Daycare teacher guilty of assaulting children

Lynn Abraham has been found guilty of assaulting children. Photo: NZ Herald
Lynn Abraham has been found guilty of assaulting children. Photo: NZ Herald

A childcare teacher has been found guilty of smacking children, force-feeding them and washing a boy's mouth out with soap but was acquitted of taping a girl's mouth shut.

​A jury this afternoon convicted Lynn Abraham (59) on 10 assault charges against nine children, all under 5, at a St Johns daycare centre from 2011 until May last year.

The only charge Abraham wasn't convicted on was that she taped a girl's mouth for being noisy.

As the verdicts were read, she stood quietly in the dock and didn't react.

During a jury trial at the Auckland District Court this week, the court heard from three other teachers and Abraham's former boss.

One teacher, Jennifer Wong, said Abraham smacked a boy on the hand and when he continued to cry, she hit him on the bottom and said he had "nothing to cry about".​

Prosecutor Brian Dickey said that behaviour was not okay in New Zealand childcare centres and didn't fall under the Section 59 provision in the Crimes Act that a person in the place of a parent could use force if it was justified.

"You don't get to smack kids to give them something to cry about, that's gratuitous."
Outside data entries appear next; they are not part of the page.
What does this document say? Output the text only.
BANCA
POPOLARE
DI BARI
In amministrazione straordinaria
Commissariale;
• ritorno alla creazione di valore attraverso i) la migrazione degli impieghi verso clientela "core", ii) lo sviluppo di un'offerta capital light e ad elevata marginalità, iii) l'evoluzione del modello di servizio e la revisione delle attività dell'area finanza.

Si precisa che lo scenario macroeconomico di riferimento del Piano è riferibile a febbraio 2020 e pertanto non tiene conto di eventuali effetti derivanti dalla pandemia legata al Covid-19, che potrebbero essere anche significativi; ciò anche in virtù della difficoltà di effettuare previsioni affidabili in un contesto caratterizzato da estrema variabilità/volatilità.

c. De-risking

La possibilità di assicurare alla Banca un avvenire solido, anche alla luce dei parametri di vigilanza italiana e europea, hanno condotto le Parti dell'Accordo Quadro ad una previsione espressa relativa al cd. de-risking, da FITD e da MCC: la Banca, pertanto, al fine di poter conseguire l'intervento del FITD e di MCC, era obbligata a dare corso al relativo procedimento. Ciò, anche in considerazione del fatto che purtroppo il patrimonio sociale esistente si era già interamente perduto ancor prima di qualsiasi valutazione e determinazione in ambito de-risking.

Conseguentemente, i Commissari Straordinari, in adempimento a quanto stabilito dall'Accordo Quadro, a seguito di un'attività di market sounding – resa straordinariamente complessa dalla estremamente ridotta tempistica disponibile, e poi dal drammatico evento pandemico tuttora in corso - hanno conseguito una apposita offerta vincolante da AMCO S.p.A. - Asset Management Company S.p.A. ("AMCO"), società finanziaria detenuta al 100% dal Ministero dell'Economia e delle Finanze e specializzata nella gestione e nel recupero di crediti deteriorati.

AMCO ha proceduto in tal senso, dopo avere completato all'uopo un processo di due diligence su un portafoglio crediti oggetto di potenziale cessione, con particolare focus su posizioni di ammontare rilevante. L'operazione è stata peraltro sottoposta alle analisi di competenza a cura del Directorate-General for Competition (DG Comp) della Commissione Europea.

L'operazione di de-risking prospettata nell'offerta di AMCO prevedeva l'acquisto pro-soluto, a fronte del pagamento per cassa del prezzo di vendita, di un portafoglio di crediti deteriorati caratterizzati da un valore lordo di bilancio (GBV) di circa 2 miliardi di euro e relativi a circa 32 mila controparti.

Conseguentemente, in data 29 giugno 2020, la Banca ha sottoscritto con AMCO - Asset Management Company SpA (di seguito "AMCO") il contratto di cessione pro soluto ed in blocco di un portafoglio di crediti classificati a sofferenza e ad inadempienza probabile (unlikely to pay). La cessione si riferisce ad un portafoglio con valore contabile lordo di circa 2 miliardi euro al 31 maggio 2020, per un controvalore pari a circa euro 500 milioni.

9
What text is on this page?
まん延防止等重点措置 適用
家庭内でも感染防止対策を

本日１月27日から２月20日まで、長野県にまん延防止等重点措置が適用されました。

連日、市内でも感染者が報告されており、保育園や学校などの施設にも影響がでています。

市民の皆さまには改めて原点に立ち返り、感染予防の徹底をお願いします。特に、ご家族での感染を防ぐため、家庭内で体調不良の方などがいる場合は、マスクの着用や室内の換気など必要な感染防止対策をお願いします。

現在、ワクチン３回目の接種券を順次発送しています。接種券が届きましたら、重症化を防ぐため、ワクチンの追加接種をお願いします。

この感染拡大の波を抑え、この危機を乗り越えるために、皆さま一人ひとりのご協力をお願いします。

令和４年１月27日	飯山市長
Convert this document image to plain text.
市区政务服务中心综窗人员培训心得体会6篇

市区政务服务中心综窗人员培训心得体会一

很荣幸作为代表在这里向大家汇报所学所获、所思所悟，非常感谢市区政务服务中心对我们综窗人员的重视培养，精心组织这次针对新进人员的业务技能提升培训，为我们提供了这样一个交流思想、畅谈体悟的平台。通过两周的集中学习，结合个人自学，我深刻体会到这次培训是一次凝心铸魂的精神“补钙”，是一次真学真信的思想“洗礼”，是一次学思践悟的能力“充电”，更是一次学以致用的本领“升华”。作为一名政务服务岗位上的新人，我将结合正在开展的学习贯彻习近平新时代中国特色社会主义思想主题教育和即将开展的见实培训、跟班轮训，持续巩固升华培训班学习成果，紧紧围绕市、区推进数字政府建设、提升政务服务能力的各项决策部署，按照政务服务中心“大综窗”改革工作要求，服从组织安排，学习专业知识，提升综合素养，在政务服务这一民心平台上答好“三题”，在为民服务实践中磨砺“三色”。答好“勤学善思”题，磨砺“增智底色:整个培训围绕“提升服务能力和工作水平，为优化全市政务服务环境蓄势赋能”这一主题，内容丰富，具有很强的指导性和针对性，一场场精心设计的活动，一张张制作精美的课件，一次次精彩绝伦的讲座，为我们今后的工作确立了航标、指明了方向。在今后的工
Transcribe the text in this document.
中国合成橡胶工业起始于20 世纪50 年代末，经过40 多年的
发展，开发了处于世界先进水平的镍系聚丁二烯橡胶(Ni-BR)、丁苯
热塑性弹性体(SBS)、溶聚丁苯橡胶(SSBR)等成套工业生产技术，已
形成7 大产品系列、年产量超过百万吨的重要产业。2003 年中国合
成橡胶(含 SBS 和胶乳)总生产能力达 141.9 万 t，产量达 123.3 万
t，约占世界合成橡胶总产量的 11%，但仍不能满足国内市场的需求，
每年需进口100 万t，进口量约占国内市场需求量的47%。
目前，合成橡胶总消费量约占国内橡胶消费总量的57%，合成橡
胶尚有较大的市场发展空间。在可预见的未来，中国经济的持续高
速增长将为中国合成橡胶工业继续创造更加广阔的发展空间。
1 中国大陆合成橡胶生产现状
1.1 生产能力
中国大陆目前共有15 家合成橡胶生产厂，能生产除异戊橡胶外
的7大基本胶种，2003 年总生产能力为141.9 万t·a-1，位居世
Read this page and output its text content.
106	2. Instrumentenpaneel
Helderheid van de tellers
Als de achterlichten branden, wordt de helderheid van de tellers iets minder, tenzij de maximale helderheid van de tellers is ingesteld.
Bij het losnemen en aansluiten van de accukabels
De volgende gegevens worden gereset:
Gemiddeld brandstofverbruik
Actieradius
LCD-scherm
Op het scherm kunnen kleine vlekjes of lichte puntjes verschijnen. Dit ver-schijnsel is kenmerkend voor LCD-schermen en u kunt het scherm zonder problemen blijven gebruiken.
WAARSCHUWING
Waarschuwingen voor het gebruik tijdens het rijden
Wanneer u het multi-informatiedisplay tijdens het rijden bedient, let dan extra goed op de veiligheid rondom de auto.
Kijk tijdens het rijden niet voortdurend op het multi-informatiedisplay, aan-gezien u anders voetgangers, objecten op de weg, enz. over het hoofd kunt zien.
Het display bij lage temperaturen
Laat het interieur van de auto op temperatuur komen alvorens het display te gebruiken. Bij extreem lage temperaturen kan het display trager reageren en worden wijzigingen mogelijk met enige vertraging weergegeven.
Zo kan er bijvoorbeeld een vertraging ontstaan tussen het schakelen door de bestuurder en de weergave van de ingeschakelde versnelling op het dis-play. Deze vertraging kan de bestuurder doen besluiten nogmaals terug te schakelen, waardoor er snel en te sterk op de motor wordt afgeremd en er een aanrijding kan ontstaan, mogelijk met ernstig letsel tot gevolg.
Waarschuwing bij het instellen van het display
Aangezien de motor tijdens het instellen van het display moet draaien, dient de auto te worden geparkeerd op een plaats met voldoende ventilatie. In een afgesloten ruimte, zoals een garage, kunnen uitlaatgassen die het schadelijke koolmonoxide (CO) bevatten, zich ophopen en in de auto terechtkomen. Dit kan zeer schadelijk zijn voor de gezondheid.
The prosecutor told the court Wong's account was supported by two other workers at the Bright Minds centre who said they saw Abraham smack children's hands or force-feed children.

The manager's former boss gave evidence Abraham called her to tell her about the incident and used the words "washed out" at which point she stopped her and questioned her actions.

Abraham denied she washed inside the boy's mouth and instead wiped outside it to "wash away the bad words".

The staff members also detailed an incident where Abraham "fought" with a 2-year-old after she hit the girl and the child hit back.

They said she force-fed children with spoons and held their mouths shut to make them chew.

Abraham was remanded on bail until sentencing in July.